In base 10, the times tables for 2 and 5 are easy because they divide 10. If I want 2*7, I know 7/5 is 1 remainder 2 so it's 10+2*2=14. As for 5x7, I know 7/2 is 3 remainder 1 so it's 30+1*5=35.

In base 12, there are similarly easy rules for 2, 3, 4, and 6. Doesn't seem like that great of a trade off but it could be beneficial. That also just comes down to 12 being a "superior highly composite number".

If I personally was allowed to rewrite our number system, I think I'd choose a base that is either a superior highly composite number or a power of 2. So something in the set [2, 4, 6, 8, 12, 16, 32, 60, 64...]. I doubt 10 would even cross my mind as an option if I didn't have 10 fingers.

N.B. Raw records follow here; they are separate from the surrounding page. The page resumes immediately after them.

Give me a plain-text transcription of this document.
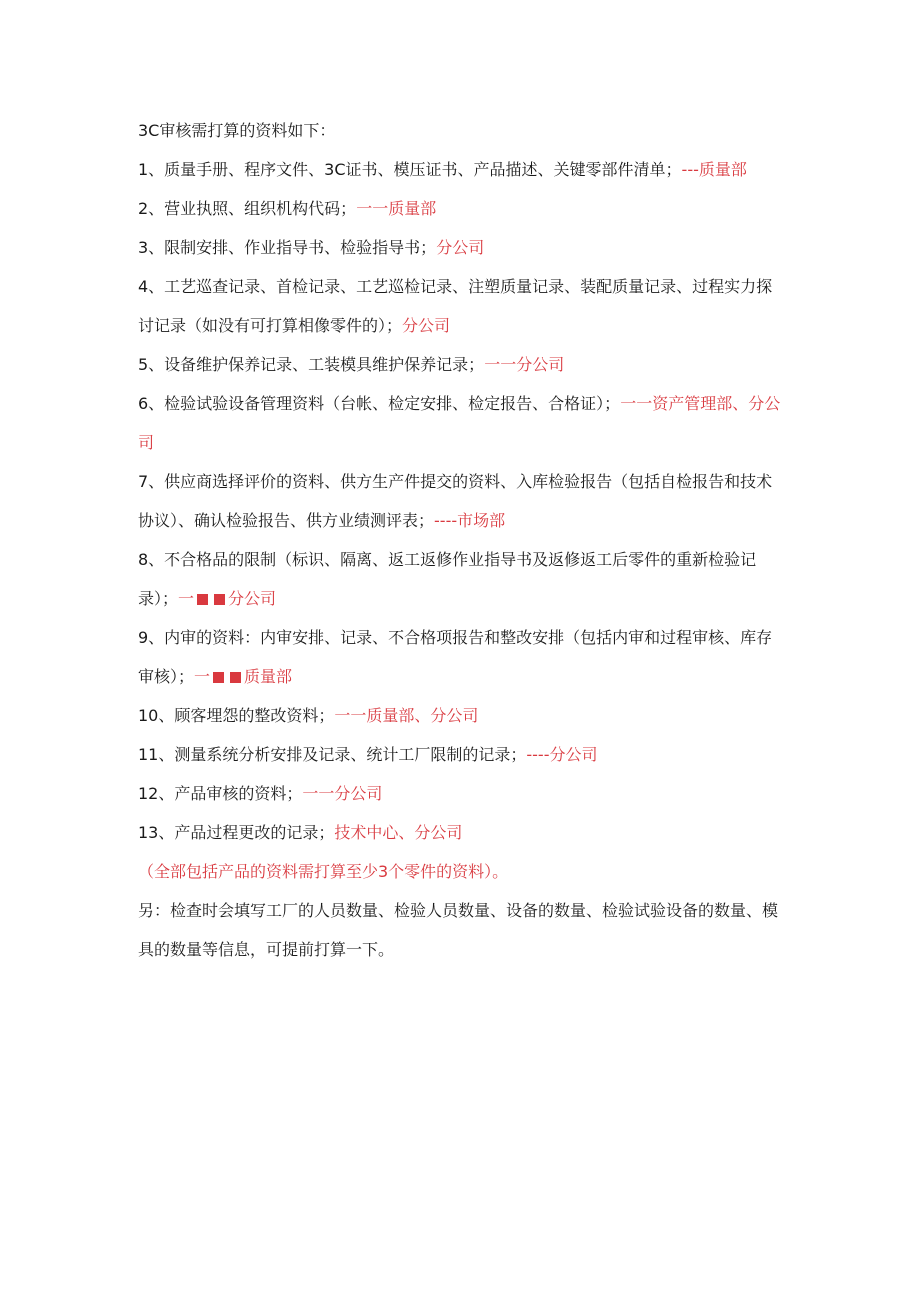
3C审核需打算的资料如下：

1、质量手册、程序文件、3C证书、模压证书、产品描述、关键零部件清单；---质量部

2、营业执照、组织机构代码；一一质量部

3、限制安排、作业指导书、检验指导书；分公司

4、工艺巡查记录、首检记录、工艺巡检记录、注塑质量记录、装配质量记录、过程实力探讨记录（如没有可打算相像零件的）；分公司

5、设备维护保养记录、工装模具维护保养记录；一一分公司

6、检验试验设备管理资料（台帐、检定安排、检定报告、合格证）；一一资产管理部、分公司

7、供应商选择评价的资料、供方生产件提交的资料、入库检验报告（包括自检报告和技术协议）、确认检验报告、供方业绩测评表；----市场部

8、不合格品的限制（标识、隔离、返工返修作业指导书及返修返工后零件的重新检验记录）；一 分公司

9、内审的资料：内审安排、记录、不合格项报告和整改安排（包括内审和过程审核、库存审核）；一 质量部

10、顾客埋怨的整改资料；一一质量部、分公司

11、测量系统分析安排及记录、统计工厂限制的记录；----分公司

12、产品审核的资料；一一分公司

13、产品过程更改的记录；技术中心、分公司

（全部包括产品的资料需打算至少3个零件的资料）。

另：检查时会填写工厂的人员数量、检验人员数量、设备的数量、检验试验设备的数量、模具的数量等信息，可提前打算一下。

Another layer to this is that numbers one-off the factors have nice patterns too. For base 10 those are (2, to include the factors), 3, 4, (5), 6, and 9 sort-of, since it's one below 10. Just think how awkward 7 and 8 times tables were compared to the rest. With base 12 I found that all numbers, even 7 and 11, end up having usable patterns and are easier to count by. Of course, I'm still not used to having 12 digits, but on paper I could tell they would be pleasant to count by if I had learned base 12.

And an even deeper insight is that it doesn't really matter that much and isn't worth shaking up the whole world to change. We're not going to be better or worse at math because of our number base.

You have to fill out the table yourself to appreciate the patterns.